Film opaque, difficile
et troublant, Avec Tout Mon Amour fait la part belle aux destins de femmes
et trouve sa lumière dans l'interprétation de Jeanne Balibar et
Dominique Raymond, femmes déchirées dans leur chair et leur âme
par un douloureux secret de famille, dans l'Algérie française
du début du siècle. Venue du documentaire, Amalia Escriva révèle
avec ce premier long métrage un talent insolite et nous révèle
dans cet entretien les sources autobiographiques et picturales de son oeuvre.
Comment est
né ce projet, qui semble en partie autobiographique?
L'idée première
du film vient du fait que je suis originaire d'Espagne par la famille de mon
père et j'ai de vagues ancêtres du côté de Victoria
au Pays Basque. Je porte le prénom de mon arrière grand mère,
Amalia. Et lorsque j'ai eu envie de faire un film de fiction après avoir
fait pas mal de documentaires, je me suis interrogé sur l'histoire qui
était la plus prégnante pour moi et que j'avais vraiment envie
de raconter, et ça tournait autour de cette histoire d'Algérie
et de cette arrière grand mère, qui avait dans la légende
familiale une place particulière, puisque j'avais appris qu'elle s'était
suicidée jeune, et que des bruits couraient qu'elle était la fille
de sa soeur aînée.
Après, je
me suis interrogée sur cette période politique, sociale et culturelle
de l'Algérie française du début du siècle, et je
suis tombée sur l'histoire du procès de Marguerite. Alors, j'ai
essayé d'abord dans le scénario et après dans le film,
de faire s'interférer ces deux thèmes. Voilà comment les
choses ont pris naissance, et j'avais surtout envie de parler, en dehors de
ce contexte poitique, de la sotuation de ces femmes qui essaoent d'exister chacune
coûte que coûte, chacune à leur manière, que ce soit
Dolorès, personnage sacrifié du film , et qu'en même temps
je trouve terriblement digne d'être aimée, sensuelle, un très
beau personnage ; que ce soit Adèle, la maîtresse, la sufragette,
qui fait partie des premières femmes qui travaillent et qui vit en concubinage;
et Eugénia, qui oscille entre les deux mondes, celui du passé,
celui plus libre d'Adèle auquel elle aspire mais qu''lle n'arriv pas
à atteindre, et qui vit avec ce terible poids humain d'être déplacée,
et qui n'arrive pas à trouver son rôle et sa place.
Vous montrez
bine dans le film le carcan pesant sur ces femmes de colons. Vous allez jusqu'à
montrer Dolorès se bandant les seins pour effacer les marques de sa féminité...
Il y avait un moment
du film où je voulais montrer Dolorès dans toute sa féminité,
alors qu'on la voit avec des robes tabliers, la poitrine écrasée.

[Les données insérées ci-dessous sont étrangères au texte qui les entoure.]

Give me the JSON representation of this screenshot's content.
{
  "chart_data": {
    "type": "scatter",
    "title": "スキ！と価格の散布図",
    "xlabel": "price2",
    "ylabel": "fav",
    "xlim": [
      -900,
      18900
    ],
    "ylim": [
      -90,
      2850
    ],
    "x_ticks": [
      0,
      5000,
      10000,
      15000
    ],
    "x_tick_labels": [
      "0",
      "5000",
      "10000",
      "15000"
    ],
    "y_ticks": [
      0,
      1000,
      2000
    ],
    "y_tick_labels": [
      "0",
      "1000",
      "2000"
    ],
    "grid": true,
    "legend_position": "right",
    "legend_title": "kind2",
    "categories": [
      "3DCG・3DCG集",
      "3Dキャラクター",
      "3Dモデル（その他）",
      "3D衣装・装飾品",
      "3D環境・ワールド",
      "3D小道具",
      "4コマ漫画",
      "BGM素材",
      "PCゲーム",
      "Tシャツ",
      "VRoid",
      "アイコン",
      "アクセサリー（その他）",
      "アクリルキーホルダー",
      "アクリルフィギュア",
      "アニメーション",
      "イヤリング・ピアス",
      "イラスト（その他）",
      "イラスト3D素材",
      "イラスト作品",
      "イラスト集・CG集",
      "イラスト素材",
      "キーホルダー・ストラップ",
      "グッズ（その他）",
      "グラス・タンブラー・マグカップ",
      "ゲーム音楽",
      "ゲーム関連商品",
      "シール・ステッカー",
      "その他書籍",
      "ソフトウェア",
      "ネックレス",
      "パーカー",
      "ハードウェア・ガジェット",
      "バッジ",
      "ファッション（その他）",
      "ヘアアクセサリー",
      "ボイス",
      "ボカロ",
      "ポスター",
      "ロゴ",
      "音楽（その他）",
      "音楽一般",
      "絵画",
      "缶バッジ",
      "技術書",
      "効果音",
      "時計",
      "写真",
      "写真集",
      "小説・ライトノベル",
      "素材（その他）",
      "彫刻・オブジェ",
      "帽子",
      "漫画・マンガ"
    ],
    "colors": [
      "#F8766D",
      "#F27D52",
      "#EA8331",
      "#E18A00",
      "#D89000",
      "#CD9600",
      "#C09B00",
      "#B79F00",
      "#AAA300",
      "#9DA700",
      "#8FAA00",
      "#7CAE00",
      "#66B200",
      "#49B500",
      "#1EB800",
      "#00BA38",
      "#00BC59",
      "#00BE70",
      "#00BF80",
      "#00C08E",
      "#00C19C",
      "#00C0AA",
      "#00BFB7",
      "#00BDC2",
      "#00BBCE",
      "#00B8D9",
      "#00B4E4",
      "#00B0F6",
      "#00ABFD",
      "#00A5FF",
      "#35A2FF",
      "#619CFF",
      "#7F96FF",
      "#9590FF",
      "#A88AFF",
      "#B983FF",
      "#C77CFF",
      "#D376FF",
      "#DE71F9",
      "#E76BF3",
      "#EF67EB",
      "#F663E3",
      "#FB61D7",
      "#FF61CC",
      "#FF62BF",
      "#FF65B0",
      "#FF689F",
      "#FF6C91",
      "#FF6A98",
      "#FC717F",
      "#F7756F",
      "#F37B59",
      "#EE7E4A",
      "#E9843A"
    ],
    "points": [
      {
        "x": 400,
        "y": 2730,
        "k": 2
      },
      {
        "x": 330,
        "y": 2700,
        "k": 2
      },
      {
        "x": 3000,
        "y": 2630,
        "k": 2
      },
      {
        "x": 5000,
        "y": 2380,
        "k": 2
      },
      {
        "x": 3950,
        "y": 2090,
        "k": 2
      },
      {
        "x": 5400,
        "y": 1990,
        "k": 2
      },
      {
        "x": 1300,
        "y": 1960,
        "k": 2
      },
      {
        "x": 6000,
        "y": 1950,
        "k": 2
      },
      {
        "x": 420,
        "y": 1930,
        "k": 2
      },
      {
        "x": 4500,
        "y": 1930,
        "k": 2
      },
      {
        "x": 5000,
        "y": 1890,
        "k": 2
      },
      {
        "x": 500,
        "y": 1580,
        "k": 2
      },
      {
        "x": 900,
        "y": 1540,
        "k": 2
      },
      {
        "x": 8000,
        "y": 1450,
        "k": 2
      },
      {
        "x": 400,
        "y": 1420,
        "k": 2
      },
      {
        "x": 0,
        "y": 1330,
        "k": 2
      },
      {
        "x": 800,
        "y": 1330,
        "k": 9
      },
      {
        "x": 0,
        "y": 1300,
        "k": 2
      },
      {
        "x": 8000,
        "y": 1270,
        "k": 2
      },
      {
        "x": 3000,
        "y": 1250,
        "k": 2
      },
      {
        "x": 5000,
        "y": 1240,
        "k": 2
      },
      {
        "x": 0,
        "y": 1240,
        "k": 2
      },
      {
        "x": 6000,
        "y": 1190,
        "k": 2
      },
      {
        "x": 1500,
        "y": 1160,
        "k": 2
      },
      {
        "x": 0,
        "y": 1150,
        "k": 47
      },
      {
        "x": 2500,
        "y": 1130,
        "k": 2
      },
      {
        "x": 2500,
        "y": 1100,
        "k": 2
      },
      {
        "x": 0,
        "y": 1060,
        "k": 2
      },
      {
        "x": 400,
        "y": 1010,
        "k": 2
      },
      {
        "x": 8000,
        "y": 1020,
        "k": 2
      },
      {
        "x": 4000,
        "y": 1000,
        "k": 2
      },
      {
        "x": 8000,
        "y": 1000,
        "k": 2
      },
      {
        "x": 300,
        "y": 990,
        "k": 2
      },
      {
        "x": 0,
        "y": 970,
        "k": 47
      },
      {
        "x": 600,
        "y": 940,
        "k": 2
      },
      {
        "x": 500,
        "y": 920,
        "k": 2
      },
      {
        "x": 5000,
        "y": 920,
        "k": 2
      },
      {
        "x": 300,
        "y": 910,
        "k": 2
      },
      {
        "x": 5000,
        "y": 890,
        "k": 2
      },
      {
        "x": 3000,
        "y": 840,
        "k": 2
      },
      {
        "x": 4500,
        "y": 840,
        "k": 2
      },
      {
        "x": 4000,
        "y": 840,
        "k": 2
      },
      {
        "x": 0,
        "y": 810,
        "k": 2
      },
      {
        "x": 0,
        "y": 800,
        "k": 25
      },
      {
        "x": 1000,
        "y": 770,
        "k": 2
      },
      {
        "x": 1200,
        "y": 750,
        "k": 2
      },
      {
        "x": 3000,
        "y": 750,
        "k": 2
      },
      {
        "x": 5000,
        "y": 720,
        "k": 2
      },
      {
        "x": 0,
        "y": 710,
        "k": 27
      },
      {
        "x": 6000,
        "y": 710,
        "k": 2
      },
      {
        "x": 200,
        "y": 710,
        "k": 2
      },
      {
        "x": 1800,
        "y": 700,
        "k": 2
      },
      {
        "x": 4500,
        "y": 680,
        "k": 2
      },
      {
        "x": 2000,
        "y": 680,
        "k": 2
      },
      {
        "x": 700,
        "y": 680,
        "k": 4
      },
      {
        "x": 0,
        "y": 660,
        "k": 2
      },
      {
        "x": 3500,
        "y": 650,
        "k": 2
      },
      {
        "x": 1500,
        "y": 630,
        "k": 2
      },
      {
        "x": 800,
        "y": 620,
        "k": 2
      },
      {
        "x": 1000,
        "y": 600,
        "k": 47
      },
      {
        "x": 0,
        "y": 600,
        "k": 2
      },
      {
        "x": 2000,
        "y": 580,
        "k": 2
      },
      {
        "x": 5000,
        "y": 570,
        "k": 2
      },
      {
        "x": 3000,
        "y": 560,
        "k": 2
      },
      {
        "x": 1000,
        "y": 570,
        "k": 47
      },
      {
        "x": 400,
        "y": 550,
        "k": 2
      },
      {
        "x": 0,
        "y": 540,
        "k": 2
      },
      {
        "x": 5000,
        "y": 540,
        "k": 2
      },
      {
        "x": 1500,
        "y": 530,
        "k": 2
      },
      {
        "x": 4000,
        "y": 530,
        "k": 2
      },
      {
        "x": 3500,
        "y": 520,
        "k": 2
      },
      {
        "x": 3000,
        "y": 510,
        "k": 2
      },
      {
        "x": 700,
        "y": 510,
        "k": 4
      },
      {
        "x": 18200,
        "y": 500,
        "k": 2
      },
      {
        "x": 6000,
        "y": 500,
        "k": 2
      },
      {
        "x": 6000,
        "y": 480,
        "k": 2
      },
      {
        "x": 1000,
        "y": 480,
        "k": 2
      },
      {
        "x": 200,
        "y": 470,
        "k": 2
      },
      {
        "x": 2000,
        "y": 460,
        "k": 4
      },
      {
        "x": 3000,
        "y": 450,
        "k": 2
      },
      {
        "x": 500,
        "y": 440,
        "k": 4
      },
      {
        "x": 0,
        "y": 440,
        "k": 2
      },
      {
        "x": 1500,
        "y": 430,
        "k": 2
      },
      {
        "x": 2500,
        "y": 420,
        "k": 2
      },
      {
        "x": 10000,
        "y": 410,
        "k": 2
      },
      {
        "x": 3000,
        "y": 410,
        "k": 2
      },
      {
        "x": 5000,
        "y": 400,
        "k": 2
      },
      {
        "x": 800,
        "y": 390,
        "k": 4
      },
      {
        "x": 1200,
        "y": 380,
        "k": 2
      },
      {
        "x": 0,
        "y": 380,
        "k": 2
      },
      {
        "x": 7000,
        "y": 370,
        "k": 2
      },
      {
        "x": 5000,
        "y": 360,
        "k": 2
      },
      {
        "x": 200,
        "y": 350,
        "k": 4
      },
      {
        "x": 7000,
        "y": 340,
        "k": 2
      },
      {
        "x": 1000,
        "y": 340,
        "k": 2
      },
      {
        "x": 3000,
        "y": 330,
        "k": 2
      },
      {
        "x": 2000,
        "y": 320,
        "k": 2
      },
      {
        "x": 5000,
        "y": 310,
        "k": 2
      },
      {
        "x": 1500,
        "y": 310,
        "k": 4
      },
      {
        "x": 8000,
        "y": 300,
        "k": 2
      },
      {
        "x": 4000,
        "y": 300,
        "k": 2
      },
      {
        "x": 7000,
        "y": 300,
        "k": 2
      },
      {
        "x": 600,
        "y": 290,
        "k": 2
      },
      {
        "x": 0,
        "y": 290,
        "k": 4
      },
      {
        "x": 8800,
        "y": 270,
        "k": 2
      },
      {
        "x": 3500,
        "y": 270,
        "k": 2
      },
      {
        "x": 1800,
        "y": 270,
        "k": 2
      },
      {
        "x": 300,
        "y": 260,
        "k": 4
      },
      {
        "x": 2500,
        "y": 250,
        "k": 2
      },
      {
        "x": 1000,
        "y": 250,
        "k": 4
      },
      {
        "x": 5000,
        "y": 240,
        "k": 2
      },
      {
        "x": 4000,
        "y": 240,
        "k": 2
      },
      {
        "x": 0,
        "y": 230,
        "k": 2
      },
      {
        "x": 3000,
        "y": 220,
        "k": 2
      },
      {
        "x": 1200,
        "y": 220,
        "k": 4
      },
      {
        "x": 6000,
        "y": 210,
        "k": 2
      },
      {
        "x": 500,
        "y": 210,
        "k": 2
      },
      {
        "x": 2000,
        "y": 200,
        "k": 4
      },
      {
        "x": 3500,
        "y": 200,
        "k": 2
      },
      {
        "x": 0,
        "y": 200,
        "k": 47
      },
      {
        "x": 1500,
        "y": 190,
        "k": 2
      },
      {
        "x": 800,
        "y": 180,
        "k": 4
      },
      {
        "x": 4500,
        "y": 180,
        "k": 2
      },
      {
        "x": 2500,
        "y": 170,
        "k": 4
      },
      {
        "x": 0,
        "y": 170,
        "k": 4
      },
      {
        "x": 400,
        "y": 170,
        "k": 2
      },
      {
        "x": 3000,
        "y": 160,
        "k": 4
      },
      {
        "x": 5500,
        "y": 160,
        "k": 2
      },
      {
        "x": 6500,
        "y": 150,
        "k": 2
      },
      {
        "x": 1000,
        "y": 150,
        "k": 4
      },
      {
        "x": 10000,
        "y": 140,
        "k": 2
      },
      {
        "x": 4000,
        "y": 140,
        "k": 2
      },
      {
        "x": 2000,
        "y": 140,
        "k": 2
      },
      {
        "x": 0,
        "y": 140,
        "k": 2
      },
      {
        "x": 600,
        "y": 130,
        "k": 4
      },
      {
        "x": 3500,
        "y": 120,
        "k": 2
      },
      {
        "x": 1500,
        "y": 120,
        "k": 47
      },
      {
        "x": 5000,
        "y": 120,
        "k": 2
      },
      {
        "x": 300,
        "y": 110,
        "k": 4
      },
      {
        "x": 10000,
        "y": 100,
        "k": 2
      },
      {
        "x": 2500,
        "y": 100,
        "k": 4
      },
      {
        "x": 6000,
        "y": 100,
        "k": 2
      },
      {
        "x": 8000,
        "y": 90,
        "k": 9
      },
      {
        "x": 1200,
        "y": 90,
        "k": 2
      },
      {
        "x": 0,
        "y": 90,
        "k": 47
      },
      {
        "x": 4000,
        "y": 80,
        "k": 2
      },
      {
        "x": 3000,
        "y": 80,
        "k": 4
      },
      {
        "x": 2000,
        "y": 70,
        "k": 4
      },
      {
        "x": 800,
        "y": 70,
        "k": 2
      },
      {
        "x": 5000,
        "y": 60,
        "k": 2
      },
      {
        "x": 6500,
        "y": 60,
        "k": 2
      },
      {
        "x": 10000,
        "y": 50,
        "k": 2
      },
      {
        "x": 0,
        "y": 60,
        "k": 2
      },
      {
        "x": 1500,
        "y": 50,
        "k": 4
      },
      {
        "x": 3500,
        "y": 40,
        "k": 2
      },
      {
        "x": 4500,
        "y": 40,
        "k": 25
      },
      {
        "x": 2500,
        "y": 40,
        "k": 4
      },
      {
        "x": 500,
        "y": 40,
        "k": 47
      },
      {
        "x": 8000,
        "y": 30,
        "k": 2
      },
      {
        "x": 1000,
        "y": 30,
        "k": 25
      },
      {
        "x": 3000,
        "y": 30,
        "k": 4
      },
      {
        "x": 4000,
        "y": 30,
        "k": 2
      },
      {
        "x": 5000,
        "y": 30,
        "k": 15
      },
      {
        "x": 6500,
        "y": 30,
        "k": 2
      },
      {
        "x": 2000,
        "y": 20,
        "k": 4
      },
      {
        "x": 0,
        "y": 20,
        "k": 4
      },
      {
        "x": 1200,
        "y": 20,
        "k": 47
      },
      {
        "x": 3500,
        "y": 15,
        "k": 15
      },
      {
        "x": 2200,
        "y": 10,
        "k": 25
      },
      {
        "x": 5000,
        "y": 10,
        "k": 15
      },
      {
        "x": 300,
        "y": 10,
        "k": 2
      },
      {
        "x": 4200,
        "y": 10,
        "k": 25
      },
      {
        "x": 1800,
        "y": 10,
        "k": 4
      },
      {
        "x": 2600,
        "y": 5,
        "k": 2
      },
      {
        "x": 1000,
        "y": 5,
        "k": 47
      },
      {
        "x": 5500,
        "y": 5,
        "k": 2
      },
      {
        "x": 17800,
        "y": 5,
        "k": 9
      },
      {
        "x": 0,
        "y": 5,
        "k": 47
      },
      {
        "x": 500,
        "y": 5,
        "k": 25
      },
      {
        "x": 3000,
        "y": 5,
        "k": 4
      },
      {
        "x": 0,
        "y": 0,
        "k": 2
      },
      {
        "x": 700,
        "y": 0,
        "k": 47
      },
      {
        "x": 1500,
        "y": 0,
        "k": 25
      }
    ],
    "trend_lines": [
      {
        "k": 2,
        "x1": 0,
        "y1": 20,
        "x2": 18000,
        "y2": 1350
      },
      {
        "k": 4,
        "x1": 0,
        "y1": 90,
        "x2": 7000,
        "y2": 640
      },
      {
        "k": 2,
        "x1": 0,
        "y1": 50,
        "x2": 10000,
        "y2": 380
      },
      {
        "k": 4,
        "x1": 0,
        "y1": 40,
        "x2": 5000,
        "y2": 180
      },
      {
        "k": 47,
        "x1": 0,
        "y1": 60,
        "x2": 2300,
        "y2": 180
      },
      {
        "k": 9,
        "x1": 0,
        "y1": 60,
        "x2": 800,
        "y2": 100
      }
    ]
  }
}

Je voulais qu'à un moment donné elle apparaisse dans toute sa
beauté, et cette idée des seins bandés, c'était
pour moi important, parce que c'était montrer le sacrifice que fait cette
femme au quotidien, à cause de cet inceste. Et il y a cette Eugénia
qu'elle veut préserver. Donc c'est quelqu'un qui nie cette féminité,
parce qu'elle s'est sacrifiée, et ce bandage des seins était pour
moi très symbolique de ce qu'est Dolorès. Dans la scène
du miroir, c'est la seule fois où on la voit les cheveux lâchés,
torse nu, et puis peu à peu, elle met ses bandes, sa robe - à
l'origine elle devait aussi s'attacher les cheveux. Donc il y a peu à
peu cet espèce de déguisement de Dolorès en quelqu'un d'autre
et ça me semblait important.
Les influences
picturales de votre film semblent très imprégnées de peinture...
Effectivement,
la peinture est pour moi quelque chose de très important. J'ai fait les
Arts Déco à Paris avant de faire la FEMIS. Donc il est vrai que
l'univers pictural du film était pour moi très important. Et j'ai
travaillé pour ça avec Anna Ehrel, l'assistante d'une peintre
abstraite très âgée, qui s'appelle Aurélie Nemours.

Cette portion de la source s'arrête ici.